As noted by DeBrie, the Zipfian distribution is likely to create hot partitions, an imbalance introduced by uneven item access from within the database. As hot partitions are a known antipattern, DynamoDB restricts the number of hits on the same partition (documented to be 3,000 RCUs and 1,000 WCUs per partition at the time of writing). Aware of this limitation and of Zipfian’s imbalances, we compared both ScyllaDB and DynamoDB at scale.

Once DynamoDB limits were reached, requests started getting throttled, requiring the application to retry. As a result of the throttling and retries, the YCSB latency became severely impacted. Under some circumstances, we experienced DynamoDB throttling at up to ~2.5 seconds per request – thus preventing the application from accessing the item during that time.

At best, DynamoDB delivered 39.72% of the expected throughput (88.19 good kops/s vs. the target 222 kops/s). At worst, it delivered only 16.22% (20.28 kops/s) of what was purchased (125 kops/s) and supposedly provisioned. Given the documented DynamoDB limitations, some discrepancy is to be expected. However, the magnitude of this unfulfilled throughput was surprising.

Unlike DynamoDB, ScyllaDB managed to sustain the target throughput without any throttling and still deliver single-digit millisecond latencies. In that regard, ScyllaDB does not impose any hard limits on querying hot partitions. Even though ScyllaDB implements concurrency-limiting mechanisms, frequently accessing popular items will typically benefit from its cache implementation – thus explaining why no failures have been seen during the Zipfian tests. Even then, it is worth underscoring that hot partitions are an antipattern, even for databases like ScyllaDB. Read more about ScyllaDB’s advanced control mechanisms in ScyllaDB in this blog.

The Bottom Line

As the results indicate, what might begin at a seemingly reasonable cost can quickly escalate into “bill shock” with DynamoDB – especially as the throughput increases, and particularly with write-heavy workloads. This makes it a suboptimal choice for data-intensive applications anticipating steady or rapid growth. ScyllaDB’s significantly lower costs – a reflection of ScyllaDB taking full advantage of modern infrastructure for high throughput and low latency – make it a more cost-effective solution for data-intensive applications.

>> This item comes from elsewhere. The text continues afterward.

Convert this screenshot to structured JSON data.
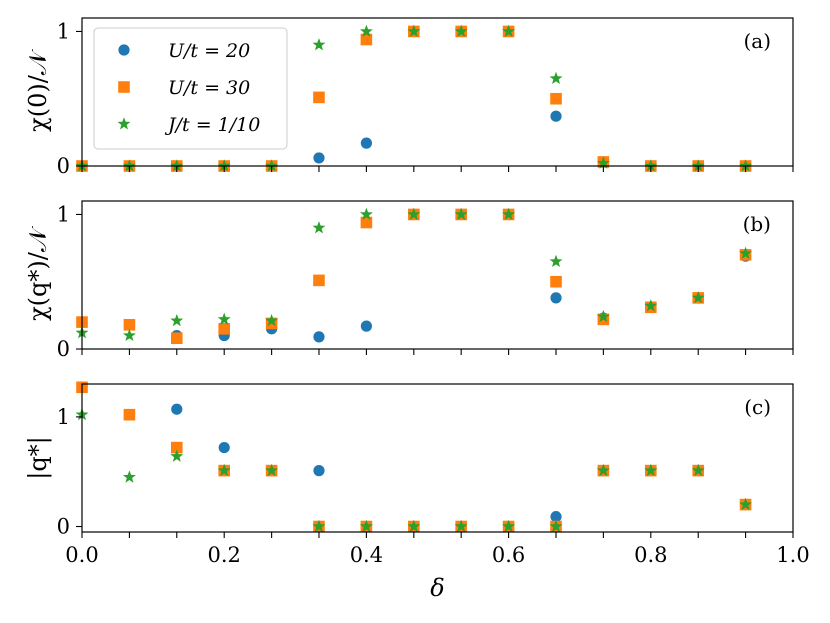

ScyllaDB – with its LSM-tree-based storage, unified caching, shard-per-core design, and advanced schedulers – allows you to maximize the advantages of modern hardware, from huge CPU chips to blazing-fast NVMe.

This small-scale benchmark demonstrated how a 57K OPS workload with a 50:50 read/write ratio that cost $4,500/month on-demand on ScyllaDB would cost $30,000 to $200,000/month with DynamoDB. Beyond those cost savings, ScyllaDB sustains 2X peaks and provides 2X-4X better P99 latency. Additionally, it can further reduce latency when idle – or enable spare resources to be shared across multiple tables. For larger workloads spanning 500K-1M OPS and beyond, this can result in a cost saving in the millions – with better performance and fewer query limitations.